Sen. Steven Bieda, D-Warren, sponsor of the bill, said the idea came from students in his district.
“A few students wrote me a letter telling me about how they didn’t like the state flag and how other states had held similar contests with success,”  Bieda said.
“The flag is a little over a hundred years old, we have another couple generations who have gone on, we have lots of diversity and having a design that shows the contemporary nature of our state would be a great thing,” Bieda said.
The current flag is the Michigan coat of arms on a deep blue background.
The coat of arms includes an elk and a moose surrounding a shield labeled “Tuebor.” Inside the shield is a man with a raised hand and a gun, a rising sun, a peninsula and a lake, which represents the state’s geography.
Above the shield is a bald eagle holding an olive branch and arrows as well as a red banner with “ E Pluribus Unum” on it. Below the shield is another banner with the state’s Latin motto, “Si quaeris peninsulam amoenam circumspice,” which means “If you seek a pleasant peninsula, look around you.”
The contest to pick a new flag would be limited to an original work by the person submitting and the reverse side must be a mirror image of the front, according to the proposed legislation.
Under the bill, a flag commission would control the state flag design contest.
The commission would be composed of historians, artists, representatives from art and design programs at numerous universities and elected officials.
Should the bill pass, the current design would fly until the end of 2018, but, beginning Jan. 1, 2019, the flag commission would choose a new design.
Not everyone is on board with the proposed change.
Sandra Clark, director of the Michigan History Center, was reluctant due to the history of the flag.
Michigan’s current flag was first unveiled in a ceremony at Gettysburg on July 4, 1865. After being approved by public act in 1911, it became Michigan’s third flag since 1837 when it became a state.
“As a historian, I think it’s neat that we have a flag that goes all the way back to our beginnings because the coat of arms that is on it is literally from the year we became a state in 1837,” Clark said.
“I don’t know what people would have in mind for what a different state flag would be,” Clark said.
Bob Myers of St. Joseph, president of the board of trustees of the Michigan Historical Society, echoed those sentiments.
“I guess it would depend on what it was changed to,”  Myers said.
“I would hate to see the state seal removed, because that’s a lot of Michigan history and United States history,” Myers said.
Though there was no contest to design the current flag, the coat of arms in the flag is based on the Hudson Bay Fur Company’s coat of arms.

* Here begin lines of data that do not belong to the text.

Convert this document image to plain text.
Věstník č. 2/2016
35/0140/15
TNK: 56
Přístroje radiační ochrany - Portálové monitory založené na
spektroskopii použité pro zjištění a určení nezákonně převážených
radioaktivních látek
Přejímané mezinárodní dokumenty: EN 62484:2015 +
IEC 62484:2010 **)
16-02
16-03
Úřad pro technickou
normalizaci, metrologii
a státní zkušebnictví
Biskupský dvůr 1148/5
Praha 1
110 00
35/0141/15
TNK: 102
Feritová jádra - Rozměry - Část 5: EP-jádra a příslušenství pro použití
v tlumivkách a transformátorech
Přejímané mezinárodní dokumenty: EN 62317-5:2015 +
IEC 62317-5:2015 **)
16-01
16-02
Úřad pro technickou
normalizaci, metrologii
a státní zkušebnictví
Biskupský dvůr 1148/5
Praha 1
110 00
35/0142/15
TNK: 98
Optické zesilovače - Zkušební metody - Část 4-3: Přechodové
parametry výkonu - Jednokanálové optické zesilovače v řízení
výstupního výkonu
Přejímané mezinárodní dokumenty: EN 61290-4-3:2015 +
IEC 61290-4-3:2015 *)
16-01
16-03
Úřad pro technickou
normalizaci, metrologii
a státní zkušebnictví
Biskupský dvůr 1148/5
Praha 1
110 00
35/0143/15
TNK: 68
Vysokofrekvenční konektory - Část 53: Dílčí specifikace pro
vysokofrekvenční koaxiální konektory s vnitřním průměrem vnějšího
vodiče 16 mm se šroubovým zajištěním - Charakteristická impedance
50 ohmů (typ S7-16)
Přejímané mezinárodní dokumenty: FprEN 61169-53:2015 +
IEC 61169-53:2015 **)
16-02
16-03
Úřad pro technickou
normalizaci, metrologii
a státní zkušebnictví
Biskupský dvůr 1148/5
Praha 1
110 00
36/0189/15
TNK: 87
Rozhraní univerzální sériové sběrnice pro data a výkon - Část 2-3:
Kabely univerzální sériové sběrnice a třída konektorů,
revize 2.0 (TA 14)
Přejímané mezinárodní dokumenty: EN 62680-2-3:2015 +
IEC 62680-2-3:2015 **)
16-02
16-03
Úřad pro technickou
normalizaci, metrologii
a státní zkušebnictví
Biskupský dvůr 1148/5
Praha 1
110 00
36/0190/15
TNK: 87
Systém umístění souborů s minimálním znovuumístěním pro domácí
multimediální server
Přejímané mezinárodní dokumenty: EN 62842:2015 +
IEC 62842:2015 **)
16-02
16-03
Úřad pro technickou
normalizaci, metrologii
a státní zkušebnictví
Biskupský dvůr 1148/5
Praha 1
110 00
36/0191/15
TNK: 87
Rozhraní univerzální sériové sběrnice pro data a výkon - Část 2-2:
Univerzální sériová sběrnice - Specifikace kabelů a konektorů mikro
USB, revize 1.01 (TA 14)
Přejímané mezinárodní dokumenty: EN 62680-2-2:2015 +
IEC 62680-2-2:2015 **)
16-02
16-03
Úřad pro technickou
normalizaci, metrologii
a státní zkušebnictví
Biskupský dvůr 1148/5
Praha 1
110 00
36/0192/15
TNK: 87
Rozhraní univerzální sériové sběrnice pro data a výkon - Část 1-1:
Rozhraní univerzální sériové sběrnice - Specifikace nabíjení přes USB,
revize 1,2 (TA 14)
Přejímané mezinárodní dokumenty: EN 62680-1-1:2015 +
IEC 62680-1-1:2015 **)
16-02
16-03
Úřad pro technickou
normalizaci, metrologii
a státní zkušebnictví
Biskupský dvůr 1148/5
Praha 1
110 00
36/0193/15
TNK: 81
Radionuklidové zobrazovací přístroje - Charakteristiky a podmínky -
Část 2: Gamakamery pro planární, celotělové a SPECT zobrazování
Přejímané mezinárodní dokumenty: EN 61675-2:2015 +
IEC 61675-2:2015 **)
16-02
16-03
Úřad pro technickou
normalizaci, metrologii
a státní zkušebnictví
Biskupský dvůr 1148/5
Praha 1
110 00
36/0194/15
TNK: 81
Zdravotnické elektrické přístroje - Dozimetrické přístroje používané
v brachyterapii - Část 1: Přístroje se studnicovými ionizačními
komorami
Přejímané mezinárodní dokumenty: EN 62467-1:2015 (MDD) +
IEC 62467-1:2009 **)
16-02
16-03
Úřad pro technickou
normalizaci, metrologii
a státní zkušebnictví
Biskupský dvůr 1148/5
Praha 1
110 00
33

What’s more, the Latin word “Tuebor,” which is included in the shield, means “I Will Defend.”
The reason that “I Will Defend” is on the shield, said Myers, is not because of threats from the English or French or Native Americans. It was a challenge from Ohio in the Toledo War from 1835-1836.
Michigan and Ohio disputed who had sovereignty over the Toledo Strip, and  both governors called out the militias.
Ohio had more political power, because Michigan was not a state yet.
Michigan eventually conceded Toledo for the rest of the Upper Peninsula and entrance into the Union, thus becoming a state.
“There’s a lot of symbolism in the flag,” Myers said.
The bill was referred to the Committee of Government Operations.